Viol collectif en Inde: six hommes accusés de meurtre

New Delhi - Des accusations de meurtre ont été portées samedi contre les six hommes déjà accusés d'avoir battu et violé une jeune Indienne dans un autobus à New Delhi, en Inde. Les autorités policières en ont fait l'annonce quelques heures après que leur victime présumée, une femme de 23 ans, eut rendu l'âme dans un hôpital de Singapour.

Si les six accusés sont reconnus coupables de meurtre, ils pourraient écoper de la peine de mort, a indiqué le porte-parole de la police de New Delhi, Rajan Bhagat. Le supplice vécu par la jeune femme a scandalisé les Indiens, qui ont organisé des manifestations presque tous les jours depuis le viol pour réclamer une meilleure protection des femmes contre les violences sexuelles, qui ne sont souvent pas rapportées aux autorités.

La tragédie a forcé l'Inde à confronter le fait que les femmes victimes de viol sont souvent blâmées pour le crime, ce qui les force à se taire et à ne pas se plaindre aux autorités de crainte d'exposer leurs proches à l'opprobre. La police refuse souvent d'accepter les plaintes de celles qui sont assez courageuses pour dénoncer leurs agresseurs.
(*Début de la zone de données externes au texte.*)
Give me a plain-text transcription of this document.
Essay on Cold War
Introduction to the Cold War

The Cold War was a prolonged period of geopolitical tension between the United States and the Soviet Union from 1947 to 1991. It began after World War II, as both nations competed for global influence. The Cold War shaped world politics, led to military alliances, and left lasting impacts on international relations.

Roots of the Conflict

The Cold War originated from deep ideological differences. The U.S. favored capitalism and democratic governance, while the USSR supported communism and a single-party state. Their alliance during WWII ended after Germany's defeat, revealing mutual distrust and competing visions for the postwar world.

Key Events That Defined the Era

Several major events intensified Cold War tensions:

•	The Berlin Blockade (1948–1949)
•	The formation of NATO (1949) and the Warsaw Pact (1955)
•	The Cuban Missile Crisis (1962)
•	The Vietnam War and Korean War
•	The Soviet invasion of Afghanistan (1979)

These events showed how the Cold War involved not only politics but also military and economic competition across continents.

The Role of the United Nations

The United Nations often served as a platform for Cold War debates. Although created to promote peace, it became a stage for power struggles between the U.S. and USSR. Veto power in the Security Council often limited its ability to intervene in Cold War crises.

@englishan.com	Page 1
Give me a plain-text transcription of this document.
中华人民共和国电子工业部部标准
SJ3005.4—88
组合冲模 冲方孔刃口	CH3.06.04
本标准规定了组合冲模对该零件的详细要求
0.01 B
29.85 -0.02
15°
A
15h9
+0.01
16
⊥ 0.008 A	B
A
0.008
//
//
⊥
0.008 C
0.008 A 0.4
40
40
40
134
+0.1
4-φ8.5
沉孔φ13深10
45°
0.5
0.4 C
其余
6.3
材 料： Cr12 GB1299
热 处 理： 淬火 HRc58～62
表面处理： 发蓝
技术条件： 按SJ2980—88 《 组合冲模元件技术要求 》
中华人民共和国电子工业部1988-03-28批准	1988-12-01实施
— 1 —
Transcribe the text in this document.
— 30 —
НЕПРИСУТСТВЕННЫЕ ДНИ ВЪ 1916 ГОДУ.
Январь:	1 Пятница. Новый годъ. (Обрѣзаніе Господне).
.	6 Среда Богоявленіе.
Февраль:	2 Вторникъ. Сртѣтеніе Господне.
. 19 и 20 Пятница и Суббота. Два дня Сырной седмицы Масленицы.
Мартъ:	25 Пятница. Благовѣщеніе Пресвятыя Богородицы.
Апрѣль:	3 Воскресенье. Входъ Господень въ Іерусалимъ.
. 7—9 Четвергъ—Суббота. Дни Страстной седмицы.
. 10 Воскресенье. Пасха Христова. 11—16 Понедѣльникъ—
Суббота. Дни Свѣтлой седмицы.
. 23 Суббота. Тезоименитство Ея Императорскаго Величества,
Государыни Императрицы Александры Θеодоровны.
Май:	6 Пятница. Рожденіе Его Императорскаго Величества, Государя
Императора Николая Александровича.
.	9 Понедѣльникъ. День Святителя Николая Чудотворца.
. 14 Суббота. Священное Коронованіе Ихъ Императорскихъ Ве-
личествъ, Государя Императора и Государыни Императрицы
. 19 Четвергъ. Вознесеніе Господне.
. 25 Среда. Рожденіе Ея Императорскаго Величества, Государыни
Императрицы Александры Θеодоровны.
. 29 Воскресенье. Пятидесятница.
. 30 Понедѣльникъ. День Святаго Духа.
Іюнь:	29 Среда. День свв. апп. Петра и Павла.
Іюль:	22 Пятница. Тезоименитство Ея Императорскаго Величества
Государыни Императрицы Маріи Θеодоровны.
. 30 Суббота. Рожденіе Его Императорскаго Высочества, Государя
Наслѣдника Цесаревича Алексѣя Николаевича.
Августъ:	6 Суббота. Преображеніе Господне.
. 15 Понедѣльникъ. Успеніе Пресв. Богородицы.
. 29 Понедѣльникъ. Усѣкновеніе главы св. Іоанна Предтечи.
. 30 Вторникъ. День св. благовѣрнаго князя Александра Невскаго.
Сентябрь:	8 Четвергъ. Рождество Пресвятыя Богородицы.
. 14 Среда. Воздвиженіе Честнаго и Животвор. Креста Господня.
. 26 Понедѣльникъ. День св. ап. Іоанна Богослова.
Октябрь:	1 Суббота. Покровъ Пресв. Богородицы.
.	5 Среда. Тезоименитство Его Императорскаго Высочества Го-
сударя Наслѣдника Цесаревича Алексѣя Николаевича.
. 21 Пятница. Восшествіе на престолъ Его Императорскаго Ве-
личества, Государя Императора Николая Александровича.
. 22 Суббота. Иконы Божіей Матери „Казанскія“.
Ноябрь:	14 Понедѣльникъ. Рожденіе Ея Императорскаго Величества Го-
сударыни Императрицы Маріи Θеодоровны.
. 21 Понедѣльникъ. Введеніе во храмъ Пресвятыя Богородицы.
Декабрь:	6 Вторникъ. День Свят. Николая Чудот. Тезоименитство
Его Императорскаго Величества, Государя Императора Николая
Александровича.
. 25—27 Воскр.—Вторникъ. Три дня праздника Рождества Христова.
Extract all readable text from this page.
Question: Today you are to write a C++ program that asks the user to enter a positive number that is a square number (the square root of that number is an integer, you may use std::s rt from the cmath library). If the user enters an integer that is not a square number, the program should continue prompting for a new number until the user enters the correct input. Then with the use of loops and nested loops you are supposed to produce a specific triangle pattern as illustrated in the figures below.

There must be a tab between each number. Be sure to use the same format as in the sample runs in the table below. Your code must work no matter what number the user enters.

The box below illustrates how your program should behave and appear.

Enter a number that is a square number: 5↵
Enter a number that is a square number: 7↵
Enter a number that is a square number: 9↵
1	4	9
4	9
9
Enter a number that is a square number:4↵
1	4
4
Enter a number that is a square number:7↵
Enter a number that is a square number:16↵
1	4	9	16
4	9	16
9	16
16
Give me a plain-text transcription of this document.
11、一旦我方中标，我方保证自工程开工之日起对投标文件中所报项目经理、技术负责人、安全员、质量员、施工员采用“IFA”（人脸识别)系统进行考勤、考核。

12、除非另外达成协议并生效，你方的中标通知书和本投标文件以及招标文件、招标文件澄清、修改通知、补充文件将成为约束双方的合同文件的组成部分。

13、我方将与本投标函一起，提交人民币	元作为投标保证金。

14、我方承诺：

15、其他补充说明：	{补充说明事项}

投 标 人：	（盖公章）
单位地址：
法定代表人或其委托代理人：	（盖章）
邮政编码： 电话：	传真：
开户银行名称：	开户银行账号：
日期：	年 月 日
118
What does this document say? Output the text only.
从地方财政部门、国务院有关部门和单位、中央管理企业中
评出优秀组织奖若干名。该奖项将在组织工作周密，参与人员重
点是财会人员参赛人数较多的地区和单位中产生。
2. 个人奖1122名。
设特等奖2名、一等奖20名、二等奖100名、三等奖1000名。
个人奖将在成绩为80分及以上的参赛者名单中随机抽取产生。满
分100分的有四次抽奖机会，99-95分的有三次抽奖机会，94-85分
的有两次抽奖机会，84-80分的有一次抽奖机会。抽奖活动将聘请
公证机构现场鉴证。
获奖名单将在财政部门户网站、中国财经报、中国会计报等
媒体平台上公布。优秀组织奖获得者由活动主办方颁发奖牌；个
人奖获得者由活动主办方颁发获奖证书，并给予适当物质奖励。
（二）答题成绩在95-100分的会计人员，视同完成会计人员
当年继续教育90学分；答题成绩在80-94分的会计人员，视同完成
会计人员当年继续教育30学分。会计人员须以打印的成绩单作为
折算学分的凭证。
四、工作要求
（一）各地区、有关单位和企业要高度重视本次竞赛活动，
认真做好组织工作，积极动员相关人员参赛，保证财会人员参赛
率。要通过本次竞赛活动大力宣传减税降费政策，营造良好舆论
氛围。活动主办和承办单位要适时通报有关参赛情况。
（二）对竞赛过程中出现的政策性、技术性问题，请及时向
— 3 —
Le premier ministre de l'Inde, Manmohan Singh, a affirmé qu'il était conscient des vives émotions suscitées par cette attaque, et a ajouté qu'il revenait à tous les Indiens de s'assurer que la jeune femme de 23 ans ne soit pas morte en vain.

La jeune femme a rendu l'âme «paisiblement», entourée de ses proches et de responsables de l'ambassade de l'Inde, a déclaré par voie de communiqué le docteur Kevin Loh, administrateur général de l'hôpital Mount Elizabeth. Vendredi soir, l'état de la jeune femme s'était considérablement aggravé.

Elle s'est finalement éteinte tôt samedi matin.

«Elle a souffert de graves défaillances de ses organes à la suite de blessures à son corps et à son cerveau. Elle a été courageuse de se battre pour sa vie pendant aussi longtemps, mais le traumatisme était trop grave pour qu'elle puisse le surmonter», a déclaré le docteur Loh.

Transfert contesté

L’étudiante en kinésithérapie de 23 ans, qui avait été sauvagement agressée le 16 décembre à New Delhi par six hommes qui l’ont violée et battue à coups de barre de fer, avait été opérée à trois reprises à l’hôpital Safdarjung de la capitale indienne en raison de graves blessures intestinales.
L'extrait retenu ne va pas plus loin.